The caveat that the above only works “as long as there is no transformation which would change the meaning” implies that some subset of the fields in your reports will not provide a semantic definition. The trace will simply stop at the transformation and never get to a model (again likely the data warehouse) that has semantic lineage.
So, in addition to this method of “trace through the dataflow as long as there is no transformation which would change the meaning”, there is another which is search based or name matching based. In this case, if there is a field in a report named “Net Account Amount” and it does not have a good data flow trace without transformation, one could still create a term in the glossary named “Net Account Amount”. When requesting a data element definition lookup in that case, Talend Data Catalog will perform a search for that term and report its definition, even without a clean lineage trace. In most case, it will be necessary to fill in the blanks in some of these cases by adding terms to the glossary.
Of course, it is quite possible that no term directly matches the report field by name. In this case, one may define a direct object relationship like a term Is Defined by relationship from a term in the glossary to the field in the report. The advantage of this approach is that one may control precisely what the preferred definition will be versus the name matching method. Also, it provides a definition, even though there may not be a data flow trace that does not contain transformations. Hence, it is the preferred method for fields for which there is no equivalent in the warehouse or lake (i.e., calculated in the report) and there is no term or multiple terms that match by name.
All these types of semantic definitions can be turned on/off in the customized presentation UI semantic usage widget, meaning the users can select what kind of semantic definition they want to see on the Overview page when you have customized it to show the widget, but not what is used for Documentation (Name and Business Definition).
To summarize, there are several methods used to provide an answer to a definition lookup.

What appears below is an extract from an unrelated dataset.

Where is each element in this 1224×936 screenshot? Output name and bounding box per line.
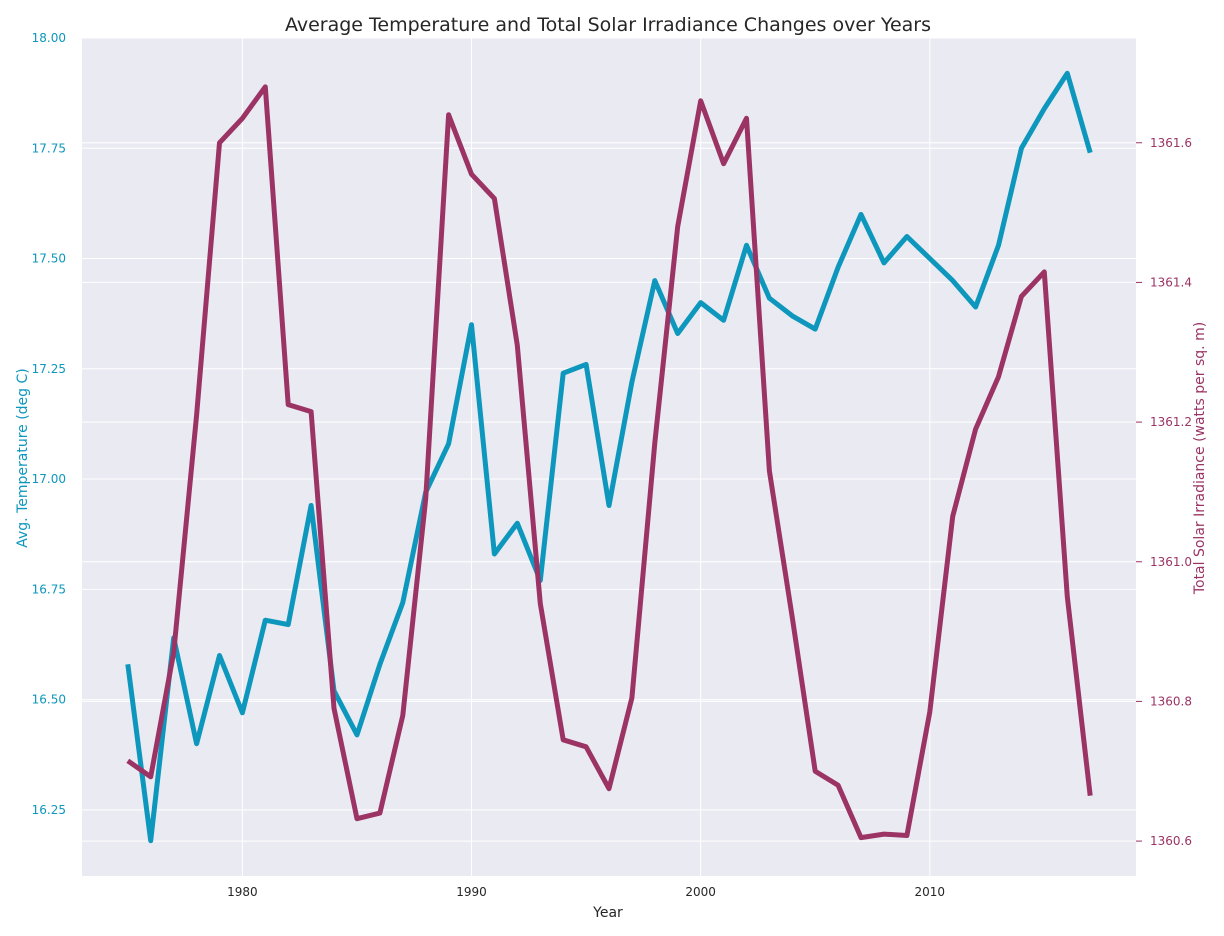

The preference for which result is used is based upon a ranking system that is in descending order in the list above. Thus, a DOCUMENTED result gets preference over CLASSIFIED, etc, for the Name and Business Definition.
Example
Navigate to AccountAmountAvailable, which is a column in the GLAccount table in the Dimensional DW in the demo.
The Documentation including Name and Business Definition for the view column is already populated. It was determined based upon a Term definition.
Click on the Semantic Flow tab, go to the List tab on the left, and you see the inferred semantic definition from a term in the Glossary:
Then click the Diagram tab on the left and you see the actual semantic lineage trace that got to the term.
Click Columns and select the specific column to show in the trace:
The actual result used for the Name and Business Definition is the Is Defined By associated term. This is based upon a ranking system that is in descending order in the list of types. Thus, a Documented result gets preference over Term Defined, etc., for the Name and Business Definition.
You may do the same with classifier (e.g., tables, flat files, views, etc.), not simply with feature type objects (e.g., columns, fields, attributes, etc.) when there is a known replication/bulk type data mapping that defines the lineage from one table to the next. In this case, semantic meaning is know to be ide3ntical and thus the Business Name and Definition are inferred through the lineage at the classifier (table) level..
E.g., the data mapping Dimensional DW to Vendor Mart is a replication mapping, simulating the data flow (bulk replication) of identical tables in the Dimensional DW database to the Vendor Mart EAI Then, table in the Vendor Mart infer the Business Name and Definition from the tables up stream in the Dimensional DW database.